Let's examine the logic of the main try{} block. First, you process the authentication request. If this is invalid, the request was not generated by a known client of yours; so you bail immediately with SignOnException. This sends the user a "403 Forbidden" message. Then you attempt to read in a cookie for the authentication server. If this cookie is set, you have seen this user before, so you will look up by the user by user ID (in check_credentialsFromCookie) and, assuming that the user is authenticated for the new requesting domain, return the user from whence he or she came with a valid authentication response. If that fails (either because the user has no cookie or because it has expired), you fall back to the login form.

The only thing left to do is implement the server-side authentication functions. As before, these are completely drop-in components and could be supplanted with LDAP, password, or any other authentication back end.

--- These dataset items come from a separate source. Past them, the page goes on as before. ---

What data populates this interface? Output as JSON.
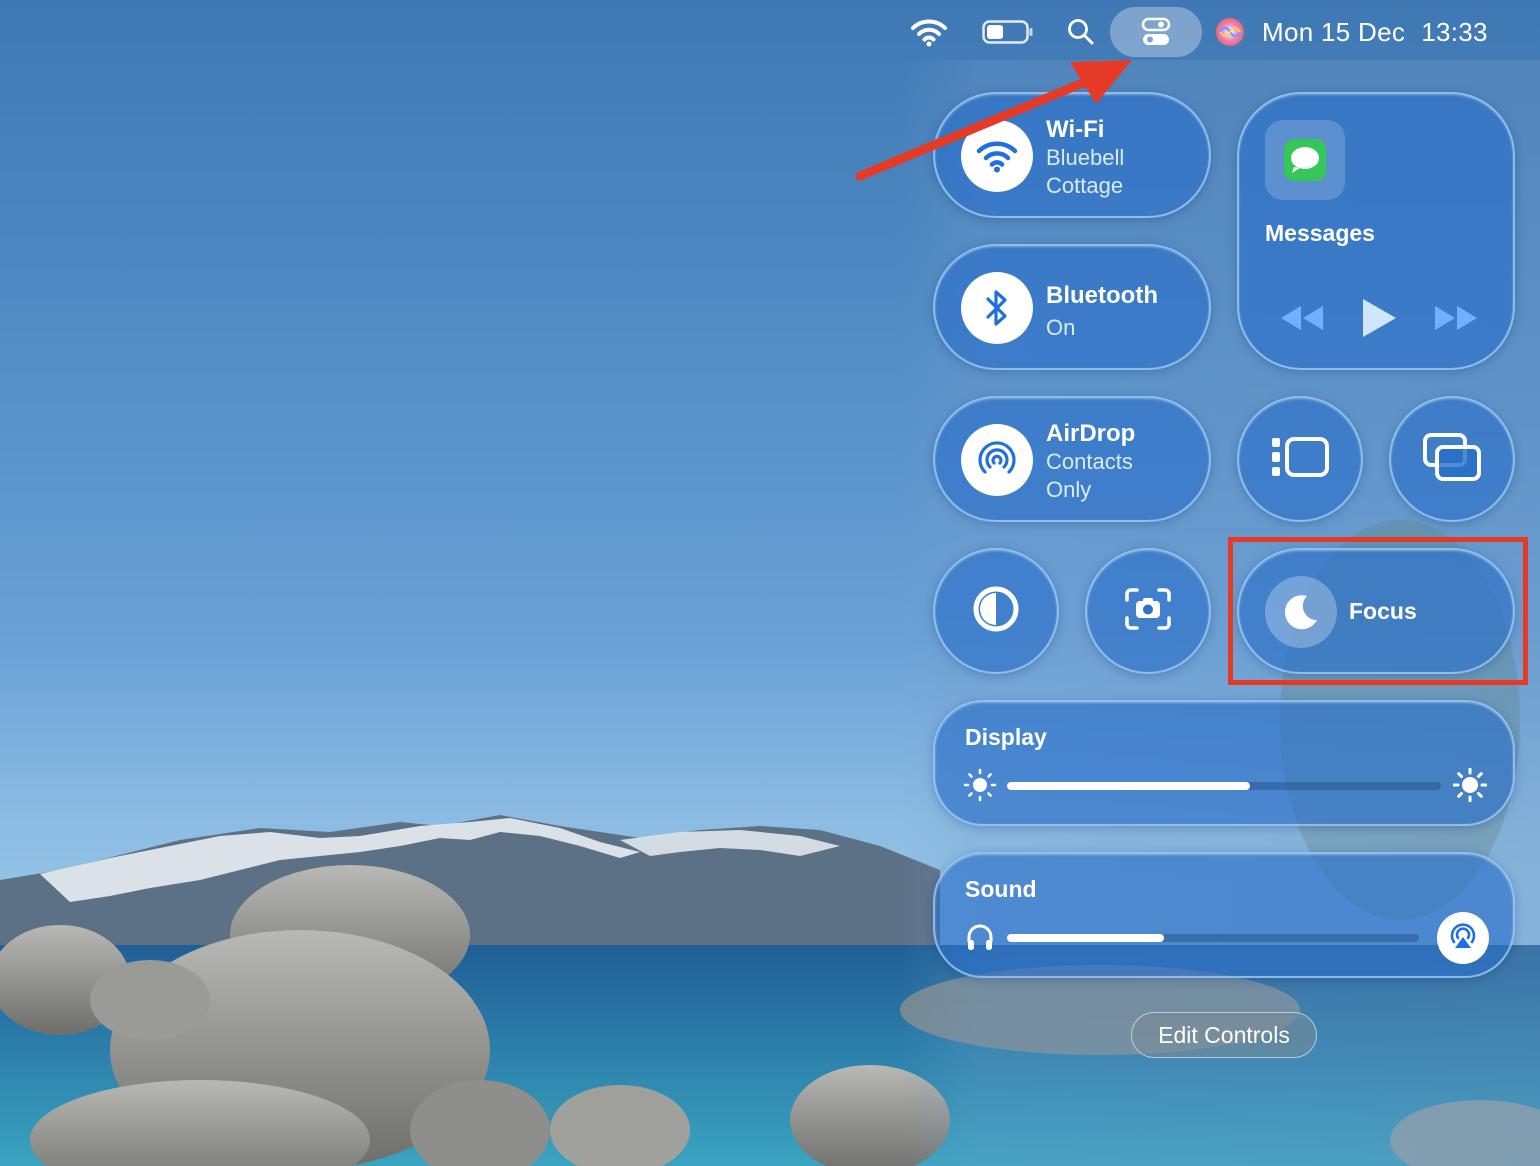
{
  "menubar": {
    "date": "Mon 15 Dec",
    "time": "13:33",
    "icons": [
      "wifi-icon",
      "battery-icon",
      "search-icon",
      "control-centre-icon",
      "siri-icon"
    ]
  },
  "control_centre": {
    "wifi": {
      "title": "Wi-Fi",
      "network_line1": "Bluebell",
      "network_line2": "Cottage"
    },
    "bluetooth": {
      "title": "Bluetooth",
      "status": "On"
    },
    "airdrop": {
      "title": "AirDrop",
      "status_line1": "Contacts",
      "status_line2": "Only"
    },
    "media": {
      "app": "Messages"
    },
    "focus": {
      "label": "Focus"
    },
    "display": {
      "label": "Display",
      "brightness": 0.56
    },
    "sound": {
      "label": "Sound",
      "volume": 0.38
    },
    "edit_label": "Edit Controls"
  },
  "annotations": {
    "arrow_color": "#e53a26",
    "highlight_color": "#e53a26"
  },
  "accent": "#2f6fd6"
}
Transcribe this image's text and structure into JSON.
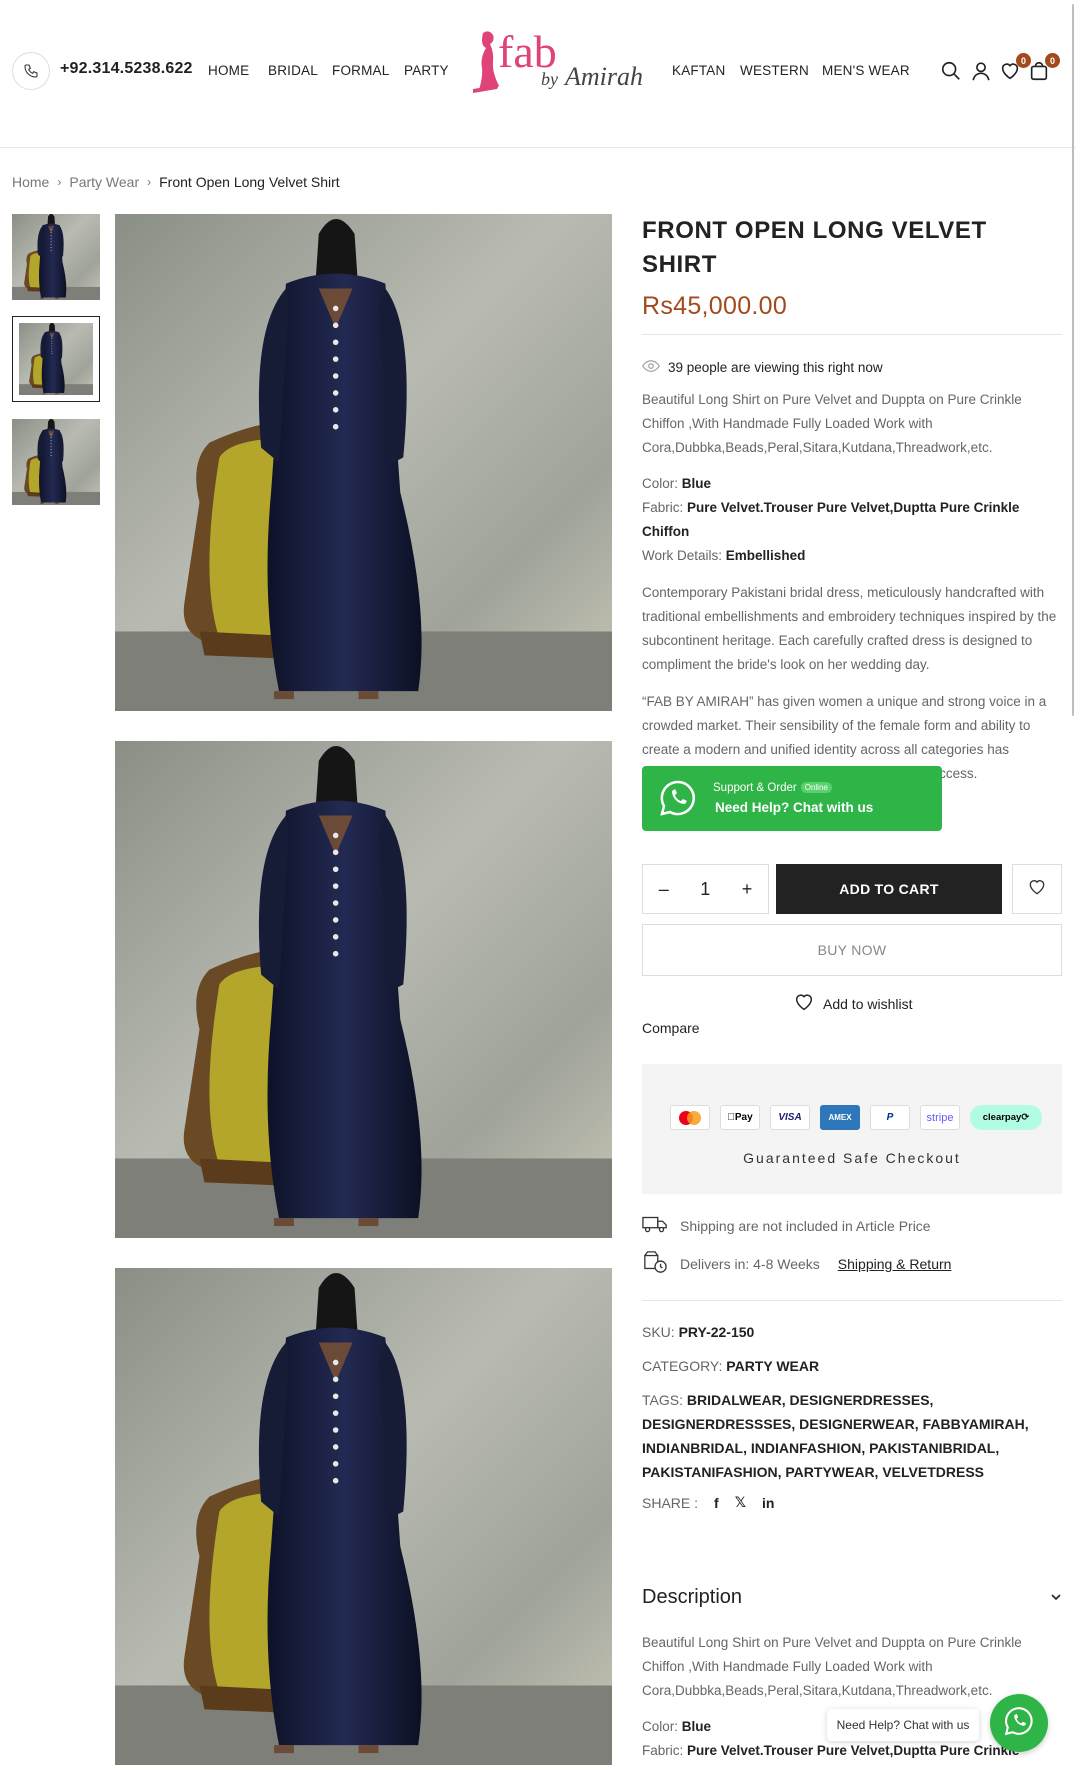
{
  "header": {
    "phone": "+92.314.5238.622",
    "nav_left": [
      "HOME",
      "BRIDAL",
      "FORMAL",
      "PARTY"
    ],
    "nav_right": [
      "KAFTAN",
      "WESTERN",
      "MEN'S WEAR"
    ],
    "logo_fab": "fab",
    "logo_by": "by",
    "logo_amirah": "Amirah",
    "wishlist_count": "0",
    "cart_count": "0"
  },
  "breadcrumb": [
    "Home",
    "Party Wear",
    "Front Open Long Velvet Shirt"
  ],
  "product": {
    "title": "FRONT OPEN LONG VELVET SHIRT",
    "price": "Rs45,000.00",
    "viewing": "39 people are viewing this right now",
    "short_desc": "Beautiful Long Shirt on Pure Velvet and Duppta on Pure Crinkle Chiffon ,With Handmade Fully Loaded Work with Cora,Dubbka,Beads,Peral,Sitara,Kutdana,Threadwork,etc.",
    "color_label": "Color:",
    "color_value": "Blue",
    "fabric_label": "Fabric:",
    "fabric_value": "Pure Velvet.Trouser Pure Velvet,Duptta Pure Crinkle Chiffon",
    "work_label": "Work Details:",
    "work_value": "Embellished",
    "para1": "Contemporary Pakistani bridal dress, meticulously handcrafted with traditional embellishments and embroidery techniques inspired by the subcontinent heritage. Each carefully crafted dress is designed to compliment the bride's look on her wedding day.",
    "para2": "“FAB BY AMIRAH” has given women a unique and strong voice in a crowded market. Their sensibility of the female form and ability to create a modern and unified identity across all categories has propelled the Zuria Dor brand into international success."
  },
  "whatsapp": {
    "small": "Support & Order",
    "online": "Online",
    "big": "Need Help? Chat with us"
  },
  "cart": {
    "minus": "–",
    "quantity": "1",
    "plus": "+",
    "add_to_cart": "ADD TO CART",
    "buy_now": "BUY NOW",
    "add_to_wishlist": "Add to wishlist",
    "compare": "Compare"
  },
  "payments": {
    "methods": [
      "",
      "Pay",
      "VISA",
      "AMEX",
      "P",
      "stripe",
      "clearpay⟳"
    ],
    "guaranteed": "Guaranteed Safe Checkout"
  },
  "shipping": {
    "note": "Shipping are not included in Article Price",
    "delivers": "Delivers in: 4-8 Weeks",
    "link": "Shipping & Return"
  },
  "meta": {
    "sku_label": "SKU:",
    "sku": "PRY-22-150",
    "category_label": "CATEGORY:",
    "category": "PARTY WEAR",
    "tags_label": "TAGS:",
    "tags": "BRIDALWEAR, DESIGNERDRESSES, DESIGNERDRESSSES, DESIGNERWEAR, FABBYAMIRAH, INDIANBRIDAL, INDIANFASHION, PAKISTANIBRIDAL, PAKISTANIFASHION, PARTYWEAR, VELVETDRESS",
    "share_label": "SHARE :",
    "share_icons": [
      "f",
      "𝕏",
      "in"
    ]
  },
  "description": {
    "heading": "Description",
    "text": "Beautiful Long Shirt on Pure Velvet and Duppta on Pure Crinkle Chiffon ,With Handmade Fully Loaded Work with Cora,Dubbka,Beads,Peral,Sitara,Kutdana,Threadwork,etc.",
    "color_label": "Color:",
    "color_value": "Blue",
    "fabric_label": "Fabric:",
    "fabric_value": "Pure Velvet.Trouser Pure Velvet,Duptta Pure Crinkle"
  },
  "float": {
    "label": "Need Help? Chat with us"
  },
  "colors": {
    "accent": "#a24a1e",
    "whatsapp": "#2fb447",
    "dress": "#141a33",
    "chair": "#b3a62a"
  }
}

You can stick with MySQL and implement the pair of functions as follows:

class CentralizedAuthentication {
  function check_credentials($name, $password, $client) {
    $dbh = new DB_Mysql_Prod();
    $cur = $dbh->prepare("
      SELECT
        userid
      FROM
        ss_users
      WHERE
        name = :1
      AND password = :2
      AND client = :3")->execute($name, md5($password), $client);
    $row = $cur->fetch_assoc();
    if($row) {
      $userid = $row['userid'];
    }
    else {
      throw new SignonException("user is not authorized");
    }
    return $userid;
  }
  function check_credentialsFromCookie($userid, $server) {
    $dbh = new DB_Mysql_Test();
    $cur = $dbh->prepare("
      SELECT
        userid
      FROM
        ss_users
      WHERE
        userid = :1
      AND server = :2")->execute($userid, $server);
    $row = $cur->fetch_assoc();
    if(!$row) {
      throw new SignonException("user is not authorized");
    }
  }
}

So you now have developed an entire working single signon system. Congratulations! As co-registrations, business mergers, and other cross-overs become more prevalent on the Web, the ability to seamlessy authenticate users across diverse properties is increasingly important.